Das dach sehe ich als kleinstes problem, wenn es wirklich dicht ist. Sowas kann auch problemlos 50 jahre halten. Sollte es teilweise vermoost sein, ist das auch nicht unbedingt tragisch deutet aber darauf hin, das betreffende flächen eher schlecht abtrocknen.
Und zu den kosten, wir haben hier ca. 200qm dach mit 2 hohlkehlen. (anbau aus den 30er jahren des letzten jahrhunderts) und gekostet hat das, inkl. versteifung der sparren, der plane unter den dachziegeln und der obligatorischen neuen lattung, ca. 65t€. Drauf gekommen ist bieberschwanz und ein gerades dach ist natürlich günstiger. 


> *Crux?*
> Nur mal grundsätzlich, wir haben noch nichts besichtigt, würden das aber "aus Spaß" erstmal machen......mit Baugutachter gehen wir da erst hin, wenn uns das wirklich überzeugt.


Baugutachter... naja... Gutachter darf sich hier ja jeder nennen der min. 18 jahre alt ist.

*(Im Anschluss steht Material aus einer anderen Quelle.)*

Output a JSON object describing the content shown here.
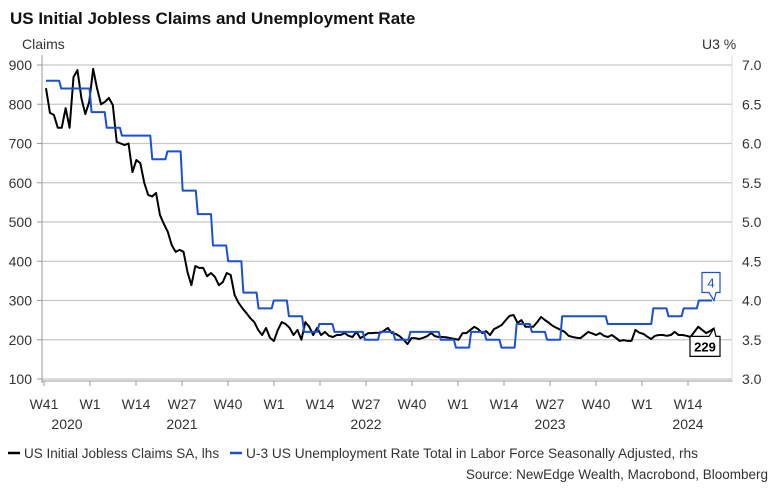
{
  "chart_data": {
    "type": "line",
    "title": "US Initial Jobless Claims and Unemployment Rate",
    "ylabel_left": "Claims",
    "ylabel_right": "U3 %",
    "ylim_left": [
      100,
      900
    ],
    "ylim_right": [
      3.0,
      7.0
    ],
    "yticks_left": [
      "900",
      "800",
      "700",
      "600",
      "500",
      "400",
      "300",
      "200",
      "100"
    ],
    "yticks_right": [
      "7.0",
      "6.5",
      "6.0",
      "5.5",
      "5.0",
      "4.5",
      "4.0",
      "3.5",
      "3.0"
    ],
    "xticks": [
      "W41",
      "W1",
      "W14",
      "W27",
      "W40",
      "W1",
      "W14",
      "W27",
      "W40",
      "W1",
      "W14",
      "W27",
      "W40",
      "W1",
      "W14"
    ],
    "xyears": [
      {
        "label": "2020",
        "tick": 0.5
      },
      {
        "label": "2021",
        "tick": 3
      },
      {
        "label": "2022",
        "tick": 7
      },
      {
        "label": "2023",
        "tick": 11
      },
      {
        "label": "2024",
        "tick": 14
      }
    ],
    "grid": true,
    "series": [
      {
        "name": "US Initial Jobless Claims SA, lhs",
        "axis": "left",
        "color": "#000000",
        "frequency": "weekly",
        "start": "2020-W41",
        "end": "2024-W20",
        "last_label": "229",
        "values": [
          841,
          778,
          773,
          740,
          740,
          790,
          740,
          869,
          887,
          816,
          775,
          806,
          890,
          840,
          800,
          806,
          816,
          798,
          704,
          700,
          696,
          700,
          627,
          658,
          650,
          600,
          569,
          565,
          574,
          518,
          495,
          475,
          441,
          424,
          429,
          424,
          373,
          339,
          388,
          383,
          383,
          362,
          370,
          360,
          339,
          347,
          370,
          365,
          314,
          294,
          280,
          268,
          255,
          245,
          225,
          212,
          230,
          205,
          197,
          225,
          245,
          240,
          230,
          212,
          225,
          200,
          245,
          233,
          212,
          230,
          212,
          220,
          210,
          207,
          212,
          212,
          217,
          210,
          207,
          220,
          204,
          210,
          217,
          217,
          218,
          217,
          223,
          230,
          217,
          215,
          209,
          200,
          189,
          204,
          204,
          202,
          205,
          209,
          217,
          209,
          207,
          207,
          206,
          204,
          202,
          200,
          217,
          217,
          225,
          233,
          227,
          217,
          222,
          212,
          227,
          232,
          238,
          250,
          261,
          263,
          243,
          250,
          233,
          233,
          233,
          245,
          258,
          250,
          243,
          235,
          230,
          225,
          220,
          210,
          207,
          205,
          204,
          212,
          220,
          216,
          212,
          217,
          210,
          207,
          212,
          205,
          197,
          199,
          197,
          197,
          225,
          218,
          215,
          208,
          202,
          210,
          212,
          212,
          210,
          212,
          220,
          212,
          212,
          210,
          207,
          220,
          233,
          225,
          217,
          222,
          229
        ]
      },
      {
        "name": "U-3 US Unemployment Rate Total in Labor Force Seasonally Adjusted, rhs",
        "axis": "right",
        "color": "#1a4fd6",
        "frequency": "monthly",
        "start": "2020-10",
        "end": "2024-05",
        "last_label": "4",
        "values": [
          6.8,
          6.7,
          6.7,
          6.4,
          6.2,
          6.1,
          6.1,
          5.8,
          5.9,
          5.4,
          5.1,
          4.7,
          4.5,
          4.1,
          3.9,
          4.0,
          3.8,
          3.6,
          3.7,
          3.6,
          3.6,
          3.5,
          3.6,
          3.5,
          3.6,
          3.6,
          3.5,
          3.4,
          3.6,
          3.5,
          3.4,
          3.7,
          3.6,
          3.5,
          3.8,
          3.8,
          3.8,
          3.7,
          3.7,
          3.7,
          3.9,
          3.8,
          3.9,
          4.0
        ]
      }
    ],
    "legend_position": "bottom-left",
    "source": "Source: NewEdge Wealth, Macrobond, Bloomberg"
  }
}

Erkundigt euch also vorher über den guten mann.


> Zweiter Gedanke --> Wie hoch sind bei so einem Anwesen die Betriebskosten?


Mit brennwertheizung noch überschaubar (außer ihr heizt alles auf 30 grad) und der strom wird auch nicht sonderlich mehr kosten als jetzt. (heizung will auch strom) Allerdings werdet ihr euch wundern wieviele taschen ihr dann habt, in die euch euer arbeitgeber greifen kann nur damit seine angestellten bei der nächsten gehaltsrunde mal wieder so einen riesen zuschlag bekommen können.  (grundsteuer, müll, abwasser, ggf. beteiligung am straßenerhalt usw.)

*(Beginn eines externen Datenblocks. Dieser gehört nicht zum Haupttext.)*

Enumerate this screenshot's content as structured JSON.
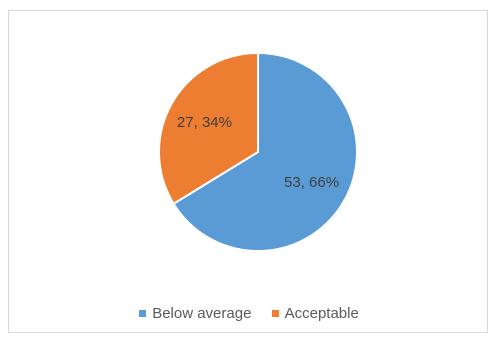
{
  "chart_data": {
    "type": "pie",
    "categories": [
      "Below average",
      "Acceptable"
    ],
    "values": [
      53,
      27
    ],
    "data_labels": [
      "53, 66%",
      "27, 34%"
    ],
    "colors": [
      "#5b9bd5",
      "#ed7d31"
    ],
    "legend_position": "bottom",
    "start_angle": "12 o'clock",
    "direction": "clockwise"
  }
}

> Dritter Gedanke --> vermietete Anliegerwohnungen.....will man das?


Vor dem kauf mit denen zusammen setzen und schauen, was die ggf. wollen. Man muß sich halt mit denen verstehen...


> das ist quasi die Crux........


Wenn das so ein riesen grundstück mit entsprechend viel wiese ist, dann brauchst du einen rasentracktor. 


SativaBongharzia schrieb:


> Den Erlös des Wohnungsverkaufs haben wir  dann anständig verballert. Neue Hifi-Anlage, Motoren für unsere Trikes  etc.

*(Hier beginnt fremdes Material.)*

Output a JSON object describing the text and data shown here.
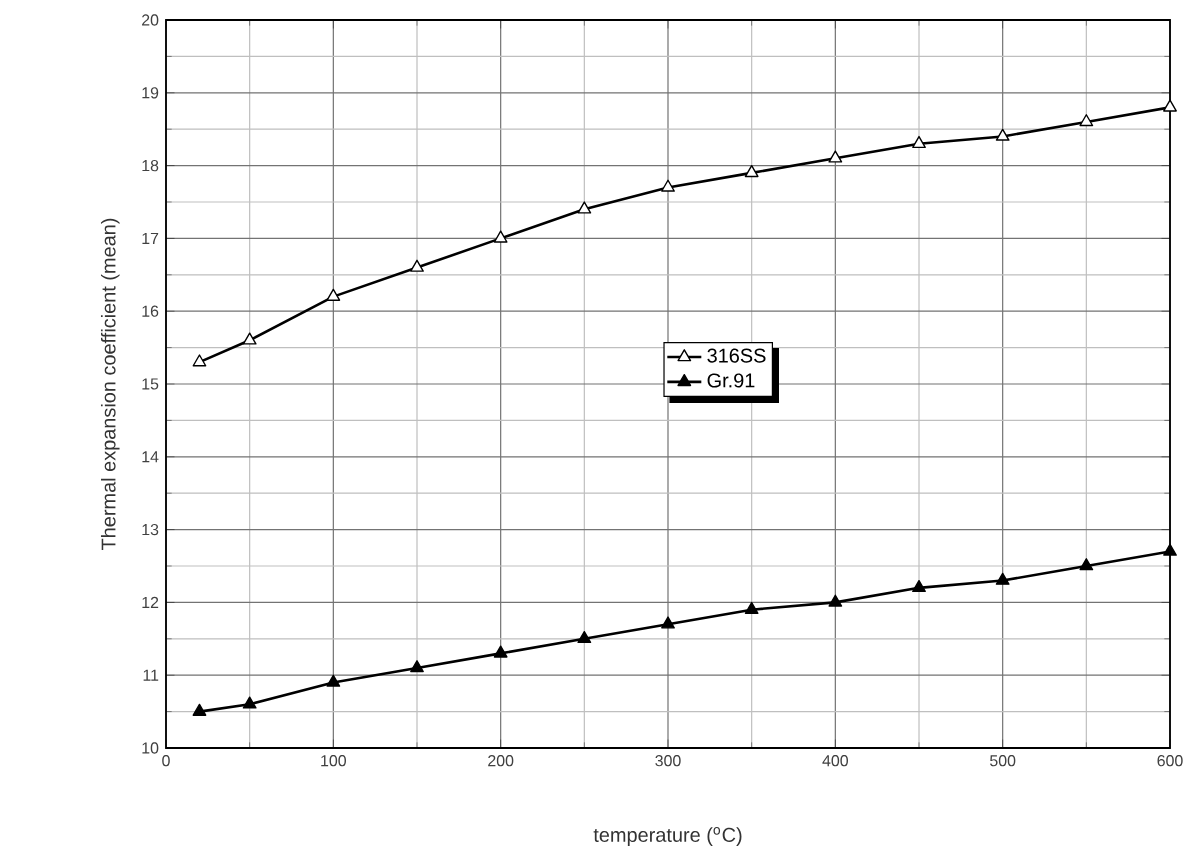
{
  "chart_data": {
    "type": "line",
    "xlabel": "temperature ($^{o}$C)",
    "ylabel": "Thermal expansion coefficient (mean)",
    "x": [
      20,
      50,
      100,
      150,
      200,
      250,
      300,
      350,
      400,
      450,
      500,
      550,
      600
    ],
    "series": [
      {
        "name": "316SS",
        "color": "#000000",
        "values": [
          15.3,
          15.6,
          16.2,
          16.6,
          17.0,
          17.4,
          17.7,
          17.9,
          18.1,
          18.3,
          18.4,
          18.6,
          18.8
        ]
      },
      {
        "name": "Gr.91",
        "color": "#000000",
        "values": [
          10.5,
          10.6,
          10.9,
          11.1,
          11.3,
          11.5,
          11.7,
          11.9,
          12.0,
          12.2,
          12.3,
          12.5,
          12.7
        ]
      }
    ],
    "xlim": [
      0,
      600
    ],
    "ylim": [
      10,
      20
    ],
    "xticks": [
      0,
      100,
      200,
      300,
      400,
      500,
      600
    ],
    "yticks": [
      10,
      11,
      12,
      13,
      14,
      15,
      16,
      17,
      18,
      19,
      20
    ],
    "grid": true,
    "legend": "center",
    "marker": "triangle",
    "line_style": "solid"
  }
}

Wenn ich mir deine post`s so durchlese, wäre ein wohnwagen wohl die sinnvollere investition gewesen.
Ein festes haus bringt jedenfalls verantwortung mit sich und das muß man halt wollen.
Und  bzgl. schulden auf ein geerbtes haus, da geht man erstmal auf`s  grundbuch-amt und erfragt das dort nach möglichkeit vor dem antritt des  erbes. (natürlich wie immer und überall gegen einen, mehr oder minder,  kleinen obulus  ) Da muß man das licht der dollar-zeichen in den augen schonmal aus knipsen...


----------



## LastManStanding (1. März 2017)

Wie sieht die Endwässerungtechnik aus, Rohrleitungen? Abwasser/Regernwasser bis zur Grundstücksgrenze. Eventuelle Kontrollschächte oder Pumpschächte bei Druckendwässerung? Welcher Zustand!
Wenn die Stadt Endwässerung/ Straße, Sanierungsbedürftig ist/sind wird sehr teuer mal informieren wann dies zuletzt gemacht wurde. (Straße kann entfallen wenn kein direkter Grundstücksanschluss an Öffentlichen wegen vorhanden ist[Zugang/Wegerecht über externes Grundstück])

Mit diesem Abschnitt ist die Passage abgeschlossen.